6 of 6 people found the following review helpful
Good Tips Feb. 21 2007
By Robert Sumner - Published on Amazon.com
Format: Hardcover Verified Purchase
Excellent riding tips from the Moto-GP gods. Recommend for the experienced track day rider. Read this after you've done the Code books. Valuable little morsels of insights.
7 of 8 people found the following review helpful
A little to general Jan. 31 2008
By J. Spindler - Published on Amazon.com
Format: Hardcover
The author is a bit to general in describing the techniques and skills used in MotoGP and the quotes from the riders themselves offer little in site into the actual techniques used for racing. Trailbraking for example is only basically defined and not detailed in any manner at all. For example they say you should brake in a progressive manor, which his good advice. But they don't really go into why you should brake in a progressive manor or provide any in site into the technical advantages other than "it helps stability". I would have liked a more technical approach and less general advice.

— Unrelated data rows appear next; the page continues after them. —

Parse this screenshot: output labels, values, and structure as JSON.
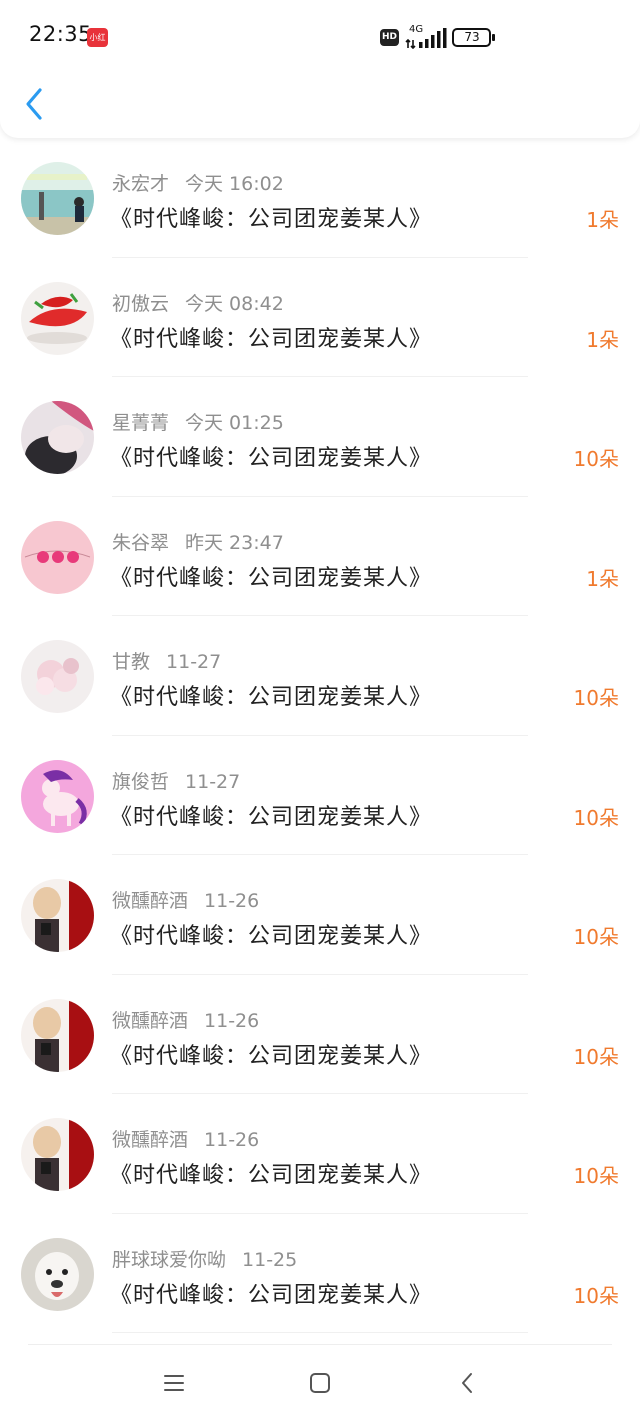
{
  "status_bar": {
    "time": "22:35",
    "app_badge": "小红书",
    "hd": "HD",
    "network": "4G",
    "battery": "73"
  },
  "header": {
    "back_icon": "chevron-left-icon"
  },
  "gifts": [
    {
      "name": "永宏才",
      "time": "今天 16:02",
      "title": "《时代峰峻：公司团宠姜某人》",
      "amount": "1朵"
    },
    {
      "name": "初傲云",
      "time": "今天 08:42",
      "title": "《时代峰峻：公司团宠姜某人》",
      "amount": "1朵"
    },
    {
      "name": "星菁菁",
      "time": "今天 01:25",
      "title": "《时代峰峻：公司团宠姜某人》",
      "amount": "10朵"
    },
    {
      "name": "朱谷翠",
      "time": "昨天 23:47",
      "title": "《时代峰峻：公司团宠姜某人》",
      "amount": "1朵"
    },
    {
      "name": "甘教",
      "time": "11-27",
      "title": "《时代峰峻：公司团宠姜某人》",
      "amount": "10朵"
    },
    {
      "name": "旗俊哲",
      "time": "11-27",
      "title": "《时代峰峻：公司团宠姜某人》",
      "amount": "10朵"
    },
    {
      "name": "微醺醉酒",
      "time": "11-26",
      "title": "《时代峰峻：公司团宠姜某人》",
      "amount": "10朵"
    },
    {
      "name": "微醺醉酒",
      "time": "11-26",
      "title": "《时代峰峻：公司团宠姜某人》",
      "amount": "10朵"
    },
    {
      "name": "微醺醉酒",
      "time": "11-26",
      "title": "《时代峰峻：公司团宠姜某人》",
      "amount": "10朵"
    },
    {
      "name": "胖球球爱你呦",
      "time": "11-25",
      "title": "《时代峰峻：公司团宠姜某人》",
      "amount": "10朵"
    }
  ],
  "colors": {
    "accent_back": "#2b9bf0",
    "amount": "#f07a2e",
    "name_gray": "#8f8f8f",
    "title": "#222222"
  },
  "nav": {
    "menu_icon": "menu-icon",
    "home_icon": "home-square-icon",
    "back_icon": "back-triangle-icon"
  }
}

I did think that the chapter on lines was very good however and explained the difference in lines and types of passing in the sport.
Still this a good read for any club racer and even a better read for someone whom wants to start club racing or just wanting to improve at track days. Hell, it might even be a good read for just the MotoGp fan to better help them understand the moves and racing action on TV.
4 of 4 people found the following review helpful
The Best! Oct. 7 2007
By Jack Roe - Published on Amazon.com
Format: Hardcover
In my opinion, the best book on the market for sportbike riders and racetrack techniques. Beautifully done, brilliantly written. Andy has more good information here for the advanced rider than any other book on the shelves. This and Nick Ienatsch's "Sportbike Riding Techniques" should be mandatory reading for anyone wishing to expand their riding skills, especially sportbike riders considering going to trackdays, track schools (such as CLASS, STAR, etc.) or actively roadracing.